Портрет Липочки соответствует образу героинь советской визуальной традиции. Репрезентация телесности в образе Липочки указывает на ее близость к кинообразам «большого стиля». «Правда, Липочку (так звали жену Путятина все, даже мальчишки) трудно было не полюбить. Добрая-предобрая великанша, чрезмерная во всем (ростом с верзилу мужа), но куда шире в обхвате, с зычным голосом, перекрывавшим любое шумное застолье, всегда веселая и неутомимая, она больше всего любила быть нужной, полезной людям» [2. 386]. Липочка ассоциируется с изобилием, почти мифологическим образом плодородия и силы. Она сопоставима с неведомой волной энтузиазма, которая соразмерна с покорением пространств Сибири, с грандиозной стройкой, объединяющей всех людей страны в строительстве социалистического государства. Описание завода и описание царившей за столом Липочки дается с одним и тем же пафосом, в котором прослеживаются черты героической саги.  «Завод царил над местностью. Из-за него на железной дороге, протянувшейся через всю страну, возникла станция, и асфальтированное шоссе соединило станцию с поселком, и другие дороги – бетонные и грунтовые – побежали во все стороны света от заводских ворот…  Перестань завод существовать – и всякая жизнь тут захирела бы, а затем и вовсе покинула судные, не роящие хлеб земли» [2. 390].  Такой же образ женщины из героического эпоса, великанши, утверждающей непреходящую ценность традиций сибирского гостеприимства и радушие советского человека, возникает и в сознании Кунгурцева, когда он вспоминает о Липочке, царившей за столом.  «Была у нас одна, что владела и заставляла всех плясать под свою веселую дудочку. Люди брюхо набивали, а за плечами у них крылышки отрастали, каждый вставал из-за стола обласканный, уваженный, подобревший и даже тяжести от наших сытных блюд не чувствовал. И все были как с одного корабля» [2. 401].

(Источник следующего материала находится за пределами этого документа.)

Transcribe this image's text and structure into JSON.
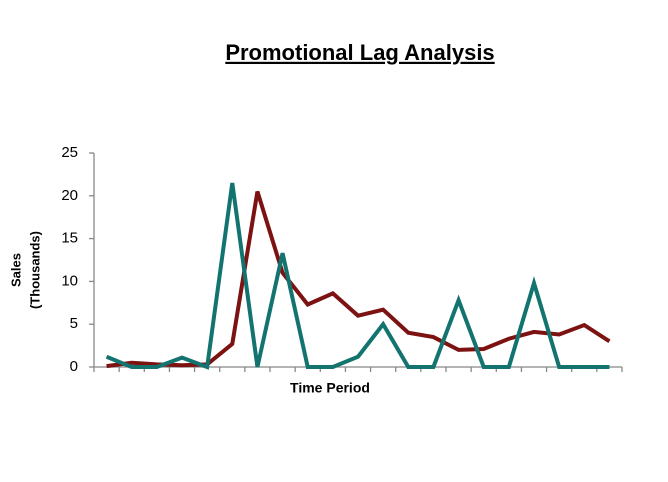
{
  "chart_data": {
    "type": "line",
    "title": "Promotional Lag Analysis",
    "x_label": "Time Period",
    "y_label": [
      "Sales",
      "(Thousands)"
    ],
    "categories": [
      null,
      null,
      null,
      null,
      null,
      null,
      null,
      null,
      null,
      null,
      null,
      null,
      null,
      null,
      null,
      null,
      null,
      null,
      null,
      null,
      null
    ],
    "series": [
      {
        "color": "#7d1212",
        "values": [
          0.1,
          0.5,
          0.3,
          0.2,
          0.3,
          2.7,
          20.5,
          11,
          7.3,
          8.6,
          6.0,
          6.7,
          4.0,
          3.5,
          2.0,
          2.1,
          3.3,
          4.1,
          3.8,
          4.9,
          3.0
        ]
      },
      {
        "color": "#12736f",
        "values": [
          1.2,
          0,
          0,
          1.1,
          0,
          21.5,
          0,
          13.3,
          0,
          0,
          1.2,
          5.0,
          0,
          0,
          7.8,
          0,
          0,
          9.8,
          0,
          0,
          0
        ]
      }
    ],
    "ylim": [
      0,
      25
    ],
    "yticks": [
      0,
      5,
      10,
      15,
      20,
      25
    ],
    "grid": false
  }
}
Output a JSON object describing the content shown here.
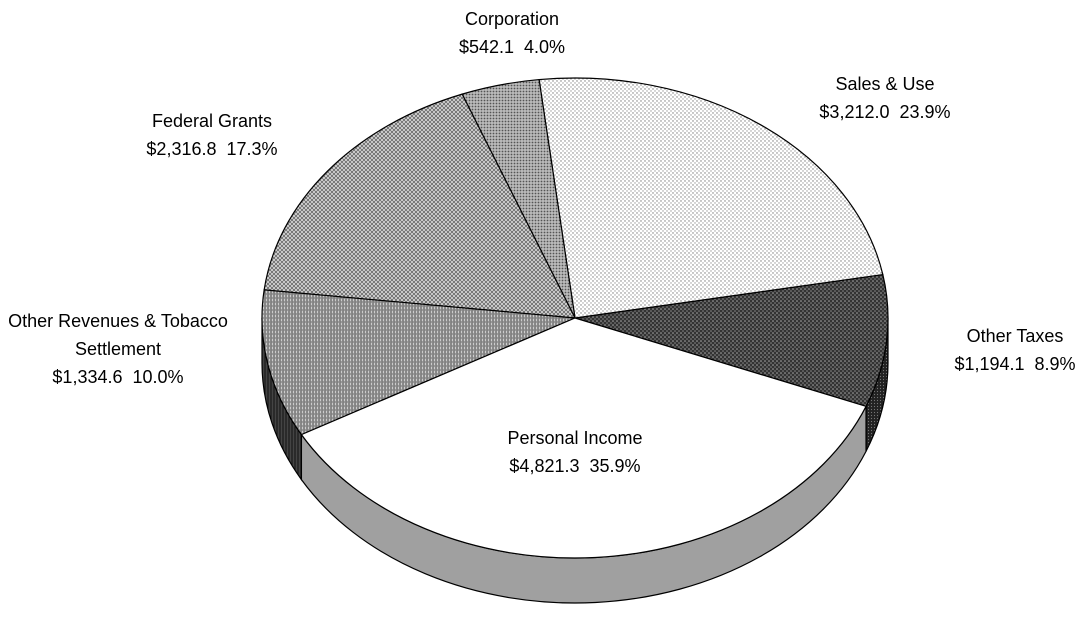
{
  "chart_data": {
    "type": "pie",
    "categories": [
      "Other Taxes",
      "Sales & Use",
      "Corporation",
      "Federal Grants",
      "Other Revenues & Tobacco Settlement",
      "Personal Income"
    ],
    "values": [
      1194.1,
      3212.0,
      542.1,
      2316.8,
      1334.6,
      4821.3
    ],
    "value_labels": [
      "$1,194.1",
      "$3,212.0",
      "$542.1",
      "$2,316.8",
      "$1,334.6",
      "$4,821.3"
    ],
    "percents": [
      8.9,
      23.9,
      4.0,
      17.3,
      10.0,
      35.9
    ],
    "percent_labels": [
      "8.9%",
      "23.9%",
      "4.0%",
      "17.3%",
      "10.0%",
      "35.9%"
    ]
  }
}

Сопоставление масштаба строительства, развернутого в Восточной Сибири, с образом бывшей жены друга не выглядит искусственным, в контексте представлений о роли человека в эпоху «победившего социализма».  Речь идет о глобальной перестройке  всего жизненного уклада советского человека, своим обликом должного показывать величие Родины. Липочка органична для той действительности, в которой Кунгурцев руководит заводом, а его жена является заведующей и ведущим хирургом областной больницы. В восприятии героя, объединяет  этот мир людей, создающих  настоящее,  риторическая фигура некоего мифологического воинства, в котором Липочка со своей неуемной энергией и силой «правофланговая этой рати» [2.388].   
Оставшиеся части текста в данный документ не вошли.